Morto facendo wakeboard a Ravenna, chi era la vittima

Era una sua passione. E dall’Emilia era venuto apposta a Ravenna in camper, per trascorrere alcuni giorni e allenarsi in uno dei laghetti artificiali di Porto Fuori, divenuto polo d’attrazione per gli amanti del wakeboard. Un centro adatto a tutti, esperti e principianti, senza barriere architettoniche per chi, come lui, è costretto in sedia a rotelle ma non si arrende alla disabilità. Andrea Mancini, 55enne residente a Crespellano, località nel comune di Casalecchio di Reno, è morto qui, ieri pomeriggio. Seduto sulla speciale tavola galleggiante, specifica per la sua paraplegia, è finito contro un traliccio dell’impianto di traino della fune che lo stava spingendo a tutta velocità sulla superficie del Lago Medio. Non c’è stato nulla da fare. Né l’intervento tempestivo del personale della struttura, né il tentativo di rianimazione con il defibrillatore prestato da uno degli impianti sportivi vicini, sono riusciti a salvargli la vita, prima ancora dell’arrivo dell’elicottero del 118.

Era socio della struttura

Non era uno alle prime armi, Mancini. Socio dello Starwake Park, l’associazione sportiva dilettantistica che gestisce la struttura, conosceva il funzionamento dell’impianto. Ieri pomeriggio, erano passate da poco le 15 quando si è preparato per andare in acqua. Casco e salvagente indossati, è salito sulla tavola impugnando il manico della fune. Da terra, i ragazzi lo seguivano ad ogni passo, pronti a intervenire ad ogni esigenza. Da qui hanno azionato il sistema di pulegge attraverso le quali passa la fune di traino. Non è chiaro quanti giri avesse già fatto; a un tratto, imboccate le prime due torri fra le sei che compongono il meccanismo, il 55enne ha preso velocità effettuando una leggera curva che lo ha portato dritto verso il traliccio che affiora dall’acqua, installato a pochi metri dall’argine più lontano rispetto al punto di partenza. Lo ha colpito in pieno.

Tentativi di rianimazione

I soccorritori del circolo lo hanno raggiunto in pochissimi istanti. Così avrebbero riferito più e più volte agli agenti della polizia di Stato, giunti sul posto con pattuglie delle Volanti, della Squadra Mobile e della Scientifica. Si sono attaccati a un’altra fune e sono partiti per soccorrerlo, anticipando così il tempo tecnico che avrebbe richiesto l’utilizzo della barca. Mancini era però privo di sensi. Portato a riva, hanno tentato di rianimarlo, ma invano. «Non abbiamo mai visto una cosa del genere», hanno detto alcuni di loro ormai trascorse ore dall’accaduto, comprensibilmente scossi da un dramma la cui dinamica sarà ora al vaglio della magistratura.
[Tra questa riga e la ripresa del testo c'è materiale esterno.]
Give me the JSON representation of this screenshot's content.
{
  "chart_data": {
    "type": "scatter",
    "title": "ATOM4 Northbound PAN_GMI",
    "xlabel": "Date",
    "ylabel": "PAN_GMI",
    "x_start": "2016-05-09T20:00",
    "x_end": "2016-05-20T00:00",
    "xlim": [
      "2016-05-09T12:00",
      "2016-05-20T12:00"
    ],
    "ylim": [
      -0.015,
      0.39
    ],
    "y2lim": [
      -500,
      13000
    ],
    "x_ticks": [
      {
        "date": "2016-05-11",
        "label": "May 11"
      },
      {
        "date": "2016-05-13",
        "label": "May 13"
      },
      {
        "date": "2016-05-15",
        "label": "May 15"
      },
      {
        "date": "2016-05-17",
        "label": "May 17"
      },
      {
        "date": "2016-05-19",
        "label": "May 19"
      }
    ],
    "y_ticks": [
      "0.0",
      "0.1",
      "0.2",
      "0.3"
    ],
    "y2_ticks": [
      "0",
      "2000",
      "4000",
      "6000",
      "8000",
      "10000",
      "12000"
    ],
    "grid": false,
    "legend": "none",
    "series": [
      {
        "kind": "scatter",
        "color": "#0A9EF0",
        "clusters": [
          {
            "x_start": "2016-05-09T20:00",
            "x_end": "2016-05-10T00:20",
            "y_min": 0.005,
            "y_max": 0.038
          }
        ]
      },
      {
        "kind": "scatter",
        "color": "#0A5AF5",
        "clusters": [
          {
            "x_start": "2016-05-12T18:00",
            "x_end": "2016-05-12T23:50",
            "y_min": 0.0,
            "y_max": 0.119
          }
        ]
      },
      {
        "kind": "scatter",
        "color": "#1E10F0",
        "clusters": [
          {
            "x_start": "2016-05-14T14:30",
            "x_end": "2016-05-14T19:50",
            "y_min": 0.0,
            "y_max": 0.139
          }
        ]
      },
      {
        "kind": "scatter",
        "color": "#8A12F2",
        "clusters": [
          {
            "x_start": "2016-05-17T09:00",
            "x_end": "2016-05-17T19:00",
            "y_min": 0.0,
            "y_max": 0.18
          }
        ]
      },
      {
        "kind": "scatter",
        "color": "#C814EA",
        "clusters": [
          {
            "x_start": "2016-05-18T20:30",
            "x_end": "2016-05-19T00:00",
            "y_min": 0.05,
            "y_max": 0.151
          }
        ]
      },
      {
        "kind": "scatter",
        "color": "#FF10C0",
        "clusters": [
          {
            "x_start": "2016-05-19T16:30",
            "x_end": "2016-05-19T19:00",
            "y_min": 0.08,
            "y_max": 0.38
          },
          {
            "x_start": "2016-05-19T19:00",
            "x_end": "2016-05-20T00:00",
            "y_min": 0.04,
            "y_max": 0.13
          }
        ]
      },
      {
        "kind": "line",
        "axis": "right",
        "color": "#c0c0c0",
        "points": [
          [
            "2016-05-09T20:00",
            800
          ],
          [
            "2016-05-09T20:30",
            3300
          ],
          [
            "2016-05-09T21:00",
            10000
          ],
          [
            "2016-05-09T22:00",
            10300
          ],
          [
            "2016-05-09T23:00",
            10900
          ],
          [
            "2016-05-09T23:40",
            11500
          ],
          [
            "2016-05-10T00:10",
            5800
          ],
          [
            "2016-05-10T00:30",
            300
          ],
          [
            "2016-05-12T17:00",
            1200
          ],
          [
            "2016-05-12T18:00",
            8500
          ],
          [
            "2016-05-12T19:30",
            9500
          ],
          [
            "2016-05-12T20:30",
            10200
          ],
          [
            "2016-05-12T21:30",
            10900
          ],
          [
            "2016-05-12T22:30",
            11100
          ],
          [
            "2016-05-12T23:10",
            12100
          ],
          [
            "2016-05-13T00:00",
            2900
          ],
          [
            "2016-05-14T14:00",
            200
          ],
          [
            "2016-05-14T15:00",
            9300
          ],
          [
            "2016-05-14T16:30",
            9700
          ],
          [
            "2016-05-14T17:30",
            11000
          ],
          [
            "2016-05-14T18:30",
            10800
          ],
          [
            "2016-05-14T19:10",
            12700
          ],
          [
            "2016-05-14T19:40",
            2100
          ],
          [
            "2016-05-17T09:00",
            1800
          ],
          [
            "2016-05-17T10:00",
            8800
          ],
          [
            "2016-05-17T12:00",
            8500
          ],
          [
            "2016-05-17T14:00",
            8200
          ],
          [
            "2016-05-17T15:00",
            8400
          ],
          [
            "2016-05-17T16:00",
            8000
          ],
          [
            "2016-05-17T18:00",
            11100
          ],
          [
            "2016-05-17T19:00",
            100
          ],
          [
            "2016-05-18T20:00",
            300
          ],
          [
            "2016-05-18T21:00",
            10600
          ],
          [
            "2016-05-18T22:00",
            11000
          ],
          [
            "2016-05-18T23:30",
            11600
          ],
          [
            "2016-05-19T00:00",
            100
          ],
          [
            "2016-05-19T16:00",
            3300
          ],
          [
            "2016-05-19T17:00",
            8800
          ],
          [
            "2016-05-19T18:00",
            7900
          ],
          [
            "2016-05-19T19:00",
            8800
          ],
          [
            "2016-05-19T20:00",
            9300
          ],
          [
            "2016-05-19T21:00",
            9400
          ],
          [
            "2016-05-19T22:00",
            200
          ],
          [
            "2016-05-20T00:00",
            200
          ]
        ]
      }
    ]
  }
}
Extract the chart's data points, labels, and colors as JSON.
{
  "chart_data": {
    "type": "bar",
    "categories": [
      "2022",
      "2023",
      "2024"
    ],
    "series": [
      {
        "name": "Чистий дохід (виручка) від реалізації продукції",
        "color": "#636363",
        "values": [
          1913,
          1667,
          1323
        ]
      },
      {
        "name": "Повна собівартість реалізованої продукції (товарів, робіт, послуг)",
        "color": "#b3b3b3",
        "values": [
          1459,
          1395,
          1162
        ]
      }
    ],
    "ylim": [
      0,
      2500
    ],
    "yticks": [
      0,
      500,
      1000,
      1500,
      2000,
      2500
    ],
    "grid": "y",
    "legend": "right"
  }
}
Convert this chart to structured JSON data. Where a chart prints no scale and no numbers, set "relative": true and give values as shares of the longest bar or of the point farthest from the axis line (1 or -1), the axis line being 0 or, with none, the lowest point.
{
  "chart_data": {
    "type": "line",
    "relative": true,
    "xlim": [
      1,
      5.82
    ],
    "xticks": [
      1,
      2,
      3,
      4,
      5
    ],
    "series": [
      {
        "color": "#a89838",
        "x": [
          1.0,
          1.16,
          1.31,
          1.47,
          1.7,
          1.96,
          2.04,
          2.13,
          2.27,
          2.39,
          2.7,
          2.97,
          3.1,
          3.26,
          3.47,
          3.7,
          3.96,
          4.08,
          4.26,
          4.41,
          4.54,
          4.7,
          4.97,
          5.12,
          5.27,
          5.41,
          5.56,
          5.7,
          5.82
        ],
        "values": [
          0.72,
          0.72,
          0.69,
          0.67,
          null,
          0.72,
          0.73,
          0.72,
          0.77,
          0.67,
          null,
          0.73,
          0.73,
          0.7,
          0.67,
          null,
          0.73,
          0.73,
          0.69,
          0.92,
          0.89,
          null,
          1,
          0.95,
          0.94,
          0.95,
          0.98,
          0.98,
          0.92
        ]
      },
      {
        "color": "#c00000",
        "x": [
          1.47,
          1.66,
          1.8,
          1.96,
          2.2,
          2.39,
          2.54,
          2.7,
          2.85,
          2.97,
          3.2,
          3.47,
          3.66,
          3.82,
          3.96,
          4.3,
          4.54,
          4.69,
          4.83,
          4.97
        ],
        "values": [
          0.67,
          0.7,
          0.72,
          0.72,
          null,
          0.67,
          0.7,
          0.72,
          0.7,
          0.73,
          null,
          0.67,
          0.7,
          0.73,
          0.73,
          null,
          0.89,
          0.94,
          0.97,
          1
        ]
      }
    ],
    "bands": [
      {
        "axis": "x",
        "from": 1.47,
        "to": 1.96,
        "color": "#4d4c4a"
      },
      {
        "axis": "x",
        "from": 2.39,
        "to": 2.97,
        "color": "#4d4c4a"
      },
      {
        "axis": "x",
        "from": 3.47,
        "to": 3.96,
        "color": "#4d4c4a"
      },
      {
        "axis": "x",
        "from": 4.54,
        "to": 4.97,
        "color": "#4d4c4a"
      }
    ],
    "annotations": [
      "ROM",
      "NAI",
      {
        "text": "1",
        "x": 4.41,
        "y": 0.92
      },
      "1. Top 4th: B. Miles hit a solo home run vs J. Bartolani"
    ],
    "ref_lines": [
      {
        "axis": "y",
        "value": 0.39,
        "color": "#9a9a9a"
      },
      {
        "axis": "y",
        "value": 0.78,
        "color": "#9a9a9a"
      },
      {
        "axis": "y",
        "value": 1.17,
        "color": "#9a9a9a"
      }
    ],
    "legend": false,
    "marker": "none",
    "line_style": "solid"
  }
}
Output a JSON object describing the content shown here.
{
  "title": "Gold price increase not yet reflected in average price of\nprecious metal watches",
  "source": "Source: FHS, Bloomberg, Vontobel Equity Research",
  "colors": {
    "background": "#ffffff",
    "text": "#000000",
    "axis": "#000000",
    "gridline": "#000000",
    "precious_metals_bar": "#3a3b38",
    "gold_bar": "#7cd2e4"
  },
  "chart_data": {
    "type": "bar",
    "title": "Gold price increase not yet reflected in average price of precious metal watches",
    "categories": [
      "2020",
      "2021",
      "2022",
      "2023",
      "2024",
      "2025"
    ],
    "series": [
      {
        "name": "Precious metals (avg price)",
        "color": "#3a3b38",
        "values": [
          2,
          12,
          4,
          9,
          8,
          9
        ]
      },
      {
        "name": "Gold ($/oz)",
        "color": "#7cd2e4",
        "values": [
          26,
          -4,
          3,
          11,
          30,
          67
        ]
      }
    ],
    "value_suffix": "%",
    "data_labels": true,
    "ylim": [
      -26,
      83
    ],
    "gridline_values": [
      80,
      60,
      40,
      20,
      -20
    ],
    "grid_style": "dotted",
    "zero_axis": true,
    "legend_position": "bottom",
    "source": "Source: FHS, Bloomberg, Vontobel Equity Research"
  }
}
«Ero arrivata subito dopo il lavoro... ho pensato, così sto un po’ con papà... e guarda che cosa è successo...». Gaia, la figlia di Andrea Mancini, prende fiato e si concede un minuto di sfogo, tra una telefonata e l’altra. Lei lavora a Ravenna, e proprio ieri pomeriggio aveva deciso di raggiungere il padre, giunto dal Bolognese in camper, allo Starwake Park di cui è a sua volta socia. Attorno a lei ci sono altri ragazzi del centro, la madre di uno di loro le fa coraggio. E’ successo tutto in un attimo. «Hanno fatto il possibile, sono intervenuti in 30 secondi», dice lei.

Informata la Procura dell’accaduto, è stata allertata anche la medicina del lavoro per effettuare un sopralluogo. Sul posto anche il medico di base, per una prima ricognizione cadaverica, prima del recupero della salma, sulla quale è probabile venga disposta l’autopsia per chiarire le esatte cause della morte. L’impianto è stato immediatamente chiuso, in vista del sequestro, che potrebbe essere già stato disposto nella serata dal pm di turno Marilù Gattelli. Per tutto il pomeriggio gli agenti della polizia di Stato hanno sentito i testimoni dell’incidente. Fra loro anche il presidente del centro, Gianluca Lucchi, presente insieme al proprio legale, l’avvocato Fabrizio Briganti.